Class employs active, community-style learning
Published 7:36 pm Wednesday, May 10, 2017
The special education class at Washington High School is no ordinary classroom.
Ten students explore the world every weekday through colors, counting, science, cultures and stories. Wednesday’s story of choice was Page McBrier’s “Beatrice’s Goat,” which tells of a Ugandan girl who sells her goat’s milk to pay for school tuition.
Although most of the students are unable to communicate verbally, it isn’t an issue. They communicate via sign language and know one another’s personalities.
Each day they learn something new, and teacher Ginny Batts is right there encouraging them along the way, with the help of assistants and nurses. It is like a family.
“They make it so special,” Batts said. “I have 10 students with a very diverse need. Our range is basically like second grade to a month old.”
Having transferred from John Small Elementary School this year, Batts knew she wanted to create an active learning environment at Washington High, set up to mirror a supportive living setting.
“I did not want them sitting in a desk all day, and I wanted them to have some choices,” Batts said.
That’s when she enlisted the help of downtown Washington merchants to help with some of the needed supplies. The merchants stepped up in a big way, she said, as did other community members.
“They donated not only furniture, they donated items that would be used, like our boards, our markers, things that are very needed to things that are just kind of extras,” Batts said.
The community support behind the special education class is what propelled the class far this year. Batts said she sees improvement in her students; they have improved academically and socially.
“They are just absolutely the most loving kids, caring.
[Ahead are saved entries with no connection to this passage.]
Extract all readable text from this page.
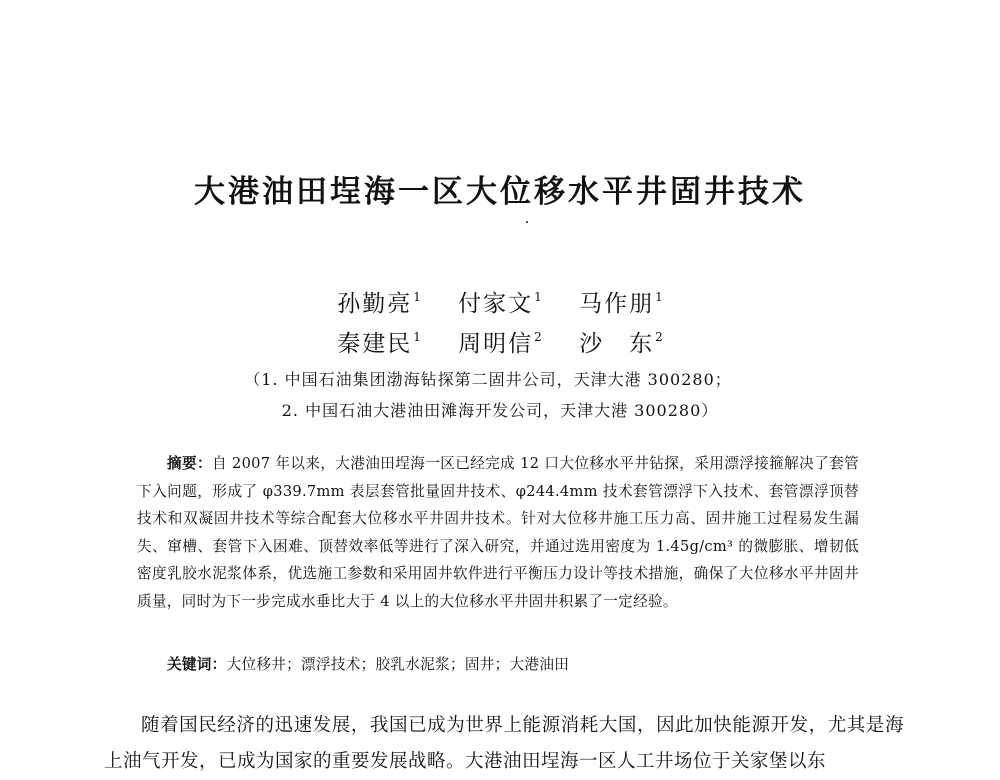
大港油田埕海一区大位移水平井固井技术
孙勤亮$^1$ 付家文$^1$ 马作朋$^1$
秦建民$^1$ 周明信$^2$ 沙　东$^2$
（1. 中国石油集团渤海钻探第二固井公司，天津大港 300280；
2. 中国石油大港油田滩海开发公司，天津大港 300280）
摘要：自 2007 年以来，大港油田埕海一区已经完成 12 口大位移水平井钻探，采用漂浮接箍解决了套管下入问题，形成了 φ339.7mm 表层套管批量固井技术、φ244.4mm 技术套管漂浮下入技术、套管漂浮顶替技术和双凝固井技术等综合配套大位移水平井固井技术。针对大位移井施工压力高、固井施工过程易发生漏失、窜槽、套管下入困难、顶替效率低等进行了深入研究，并通过选用密度为 1.45g/cm³ 的微膨胀、增韧低密度乳胶水泥浆体系，优选施工参数和采用固井软件进行平衡压力设计等技术措施，确保了大位移水平井固井质量，同时为下一步完成水垂比大于 4 以上的大位移水平井固井积累了一定经验。
关键词：大位移井；漂浮技术；胶乳水泥浆；固井；大港油田
随着国民经济的迅速发展，我国已成为世界上能源消耗大国，因此加快能源开发，尤其是海上油气开发，已成为国家的重要发展战略。大港油田埕海一区人工井场位于关家堡以东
They get your mind off of yourself. You forget your own worries and concerns, and you find yourself in just pure joy when you’re in here because they take you to another place,” she said. “It doesn’t take a lot to motivate them. It really doesn’t. They’re always very interested in what we’re learning and always get very excited.”
Batts’ students are capable of many things. Skills that many take for granted may be a struggle, but the students are ready to push forward and maintain a positive attitude while doing it, according to Batts.
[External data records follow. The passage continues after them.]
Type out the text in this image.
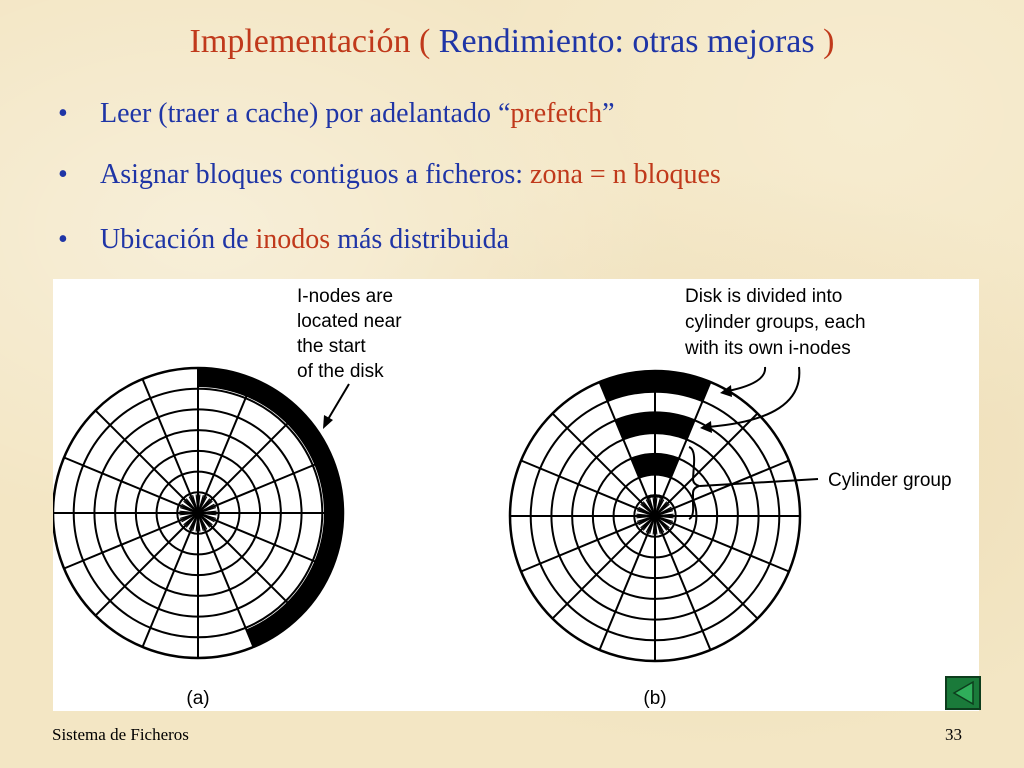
Implementación ( Rendimiento: otras mejoras )
• Leer (traer a cache) por adelantado “prefetch”
• Asignar bloques contiguos a ficheros: zona = n bloques
• Ubicación de inodos más distribuida
I-nodes are
located near
the start
of the disk
Disk is divided into
cylinder groups, each
with its own i-nodes
Cylinder group
(a)	(b)
Sistema de Ficheros	33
Batts is retiring after 35 years at the end of this school year, and she said she knows the students will be left in good hands. Her love for the students and her experiences with them will be with her for life.
“They’re not after a prize. Their prize is coming to school, learning something exciting, being with their friends, helping. They’re so cooperative, and they’re so caring,” she said. “If you can get them to trust and build that rapport, get their confidence built, then you’ve got it made.”